Another problem that makes our brain work harder in Zoom meetings is the fact that we don’t have all the elements to understand what each participant is communicating to us.
We may see only half a face, or suddenly someone looks at something we don’t see because it’s off-screen and we don’t know if it’s their pet, their child or their cell phone screen. We can’t see all their body language, and we don’t have the full context of what we do see. All that is extra work for our mind, which works overtime to try to fill in the information, according to Dr. Jessi Gold, assistant professor of psychiatry at Washington University in St. Louis, quoted in the “The Healthy.”
Nor does it help that we can see ourselves all the time. As Harvard Business Review’s article points out, “most of us are also staring at a small window of ourselves, making us hyper-aware of every wrinkle, expression, and how it might be interpreted.” If we’re self-conscious, this is particularly distracting and perhaps even distressing.

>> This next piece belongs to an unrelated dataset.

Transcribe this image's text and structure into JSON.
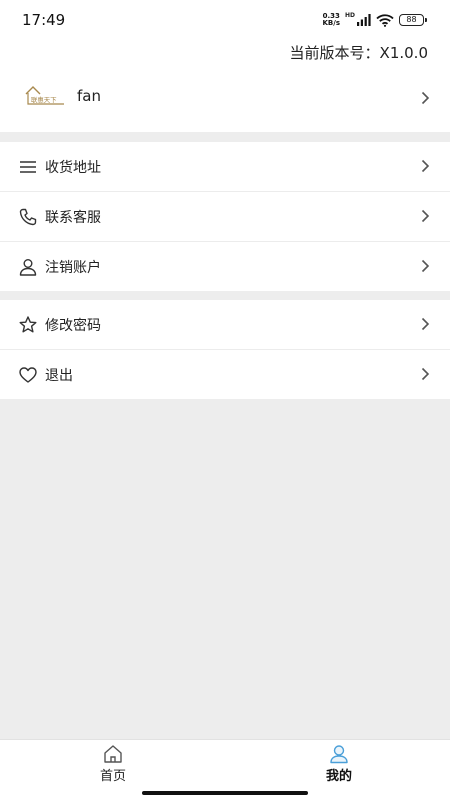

Here are some helpful suggestions summarized from the above-mentioned articles, with some of our own insights thrown in …

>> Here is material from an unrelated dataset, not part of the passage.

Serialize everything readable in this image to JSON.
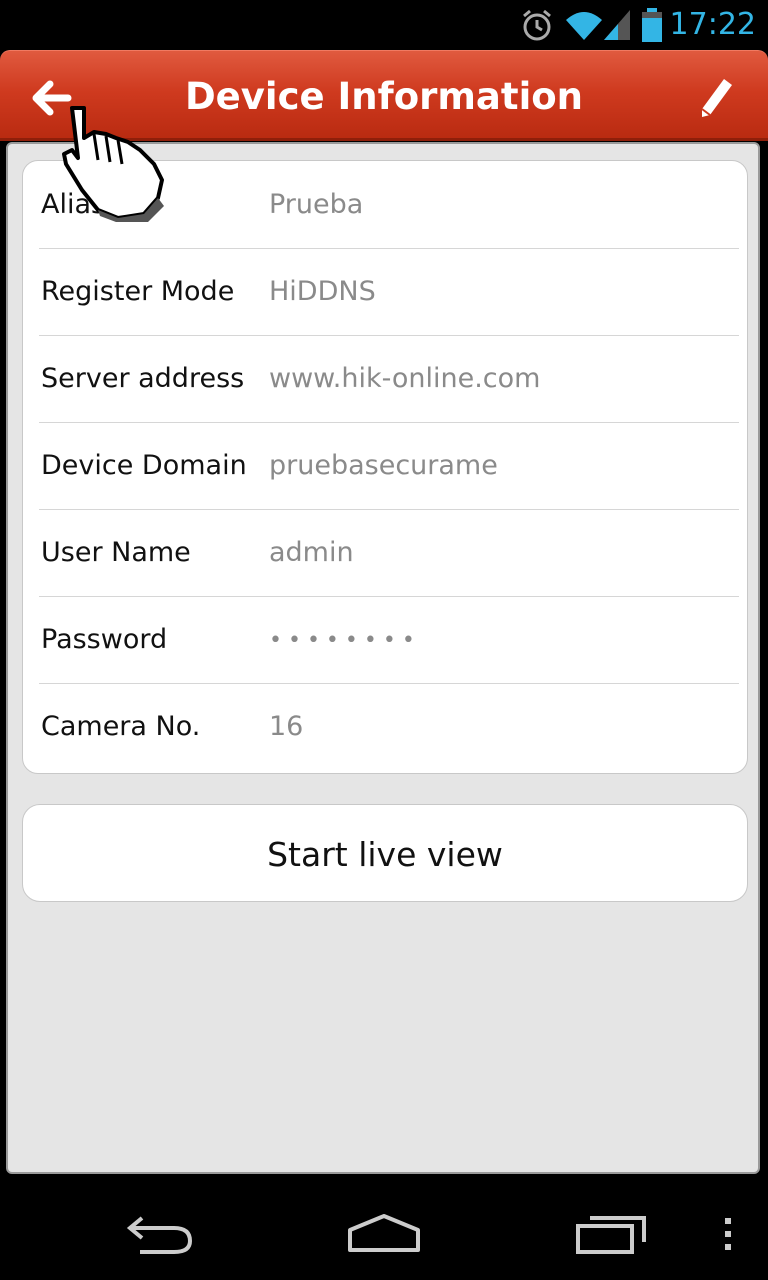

If you’re all “Zoomed out,” it’s OK to say so and look for alternatives if necessary. Everybody is under unusual stress right now, so people almost certainly will be understanding of your situation.

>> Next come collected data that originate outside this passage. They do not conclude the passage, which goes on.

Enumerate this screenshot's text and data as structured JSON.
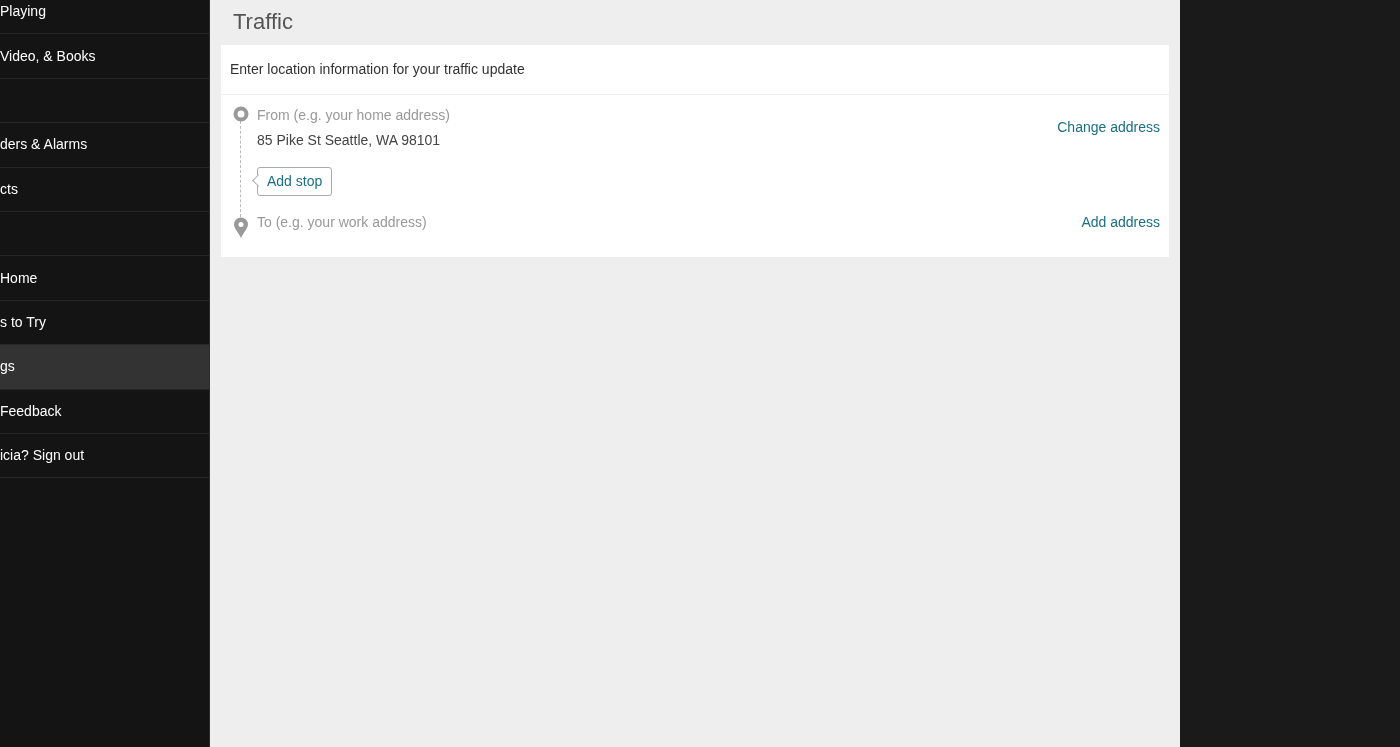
{
  "sidebar": {
    "items": [
      {
        "label": "Playing",
        "selected": false
      },
      {
        "label": "Video, & Books",
        "selected": false
      },
      {
        "selected": false
      },
      {
        "label": "ders & Alarms",
        "selected": false
      },
      {
        "label": "cts",
        "selected": false
      },
      {
        "selected": false
      },
      {
        "label": "Home",
        "selected": false
      },
      {
        "label": "s to Try",
        "selected": false
      },
      {
        "label": "gs",
        "selected": true
      },
      {
        "label": "Feedback",
        "selected": false
      },
      {
        "label": "icia? Sign out",
        "selected": false
      }
    ]
  },
  "page": {
    "title": "Traffic"
  },
  "card": {
    "heading": "Enter location information for your traffic update",
    "from": {
      "placeholder": "From (e.g. your home address)",
      "value": "85 Pike St Seattle, WA 98101",
      "action": "Change address"
    },
    "add_stop": "Add stop",
    "to": {
      "placeholder": "To (e.g. your work address)",
      "action": "Add address"
    }
  }
}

Uncertainty is stressful and makes it difficult to plan out how to use our time, much less to use the time well. Meetings will expand to fill the time available, so if that time is indeterminate, the meeting will drag on, resulting in frustration for everyone. Set a time limit for virtual meetings and stick to it.
In this way, virtual gatherings have a certain advantage over meetings in-person. It’s easier to type in the text chat, “Sorry, my time is up and I have to go, thanks and have a great day,” click “leave,” and simply disappear than it is to interrupt the speaker, excuse yourself, stand up, and walk out in front of everyone.
When you can, just video call one person at a time. Also, remember that not every call has to be a video call; a plain old phone call will often suffice, and give you more freedom to walk or relax. Another option is email, which tends to be more focused and to the point than a video chat.
Just because we can make video calls doesn’t mean we should do it constantly. The brain needs a chance to relax. Take time to pray. Read a good book. Close your eyes and listen to music that refreshes you. You need to recharge.
Switching from one activity to another can cost you as much as 40% of your productive time and negatively affects your memory. So no, you shouldn’t try to answer emails, browse the internet, and check Instagram while you’re in a Zoom meeting. You won’t be able to pay sufficient attention to the meeting, and you won’t do the other tasks well either.
If you can switch the video call to “speaker view” where you only see the person who’s talking at any given moment, this will help your brain to focus. Don’t stress yourself out by looking constantly at your own video feed; hide it if you can. If there’s one presenter at a time, see if everyone else can agree to turn off not only their microphones, but their video as well. All of this will give your brain fewer “inputs” to focus on at once.
The opportunities that the internet offers us to stay in touch and to work long-distance are a great blessing during times like these, but virtual communication comes with its own set of challenges. We need to remember that videoconferencing platforms are tools to be used only to the extent they are really helpful, and our virtual meetings require as much or more attention and focus as ordinary ones.
We may be working from home, but we still need breaks and time for ourselves. Virtual meetings with are better than total isolation, but they are limited in scope and unnatural for our brains; they are not a true substitute for being together in person, where all the natural channels of spoken and unspoken communication are available.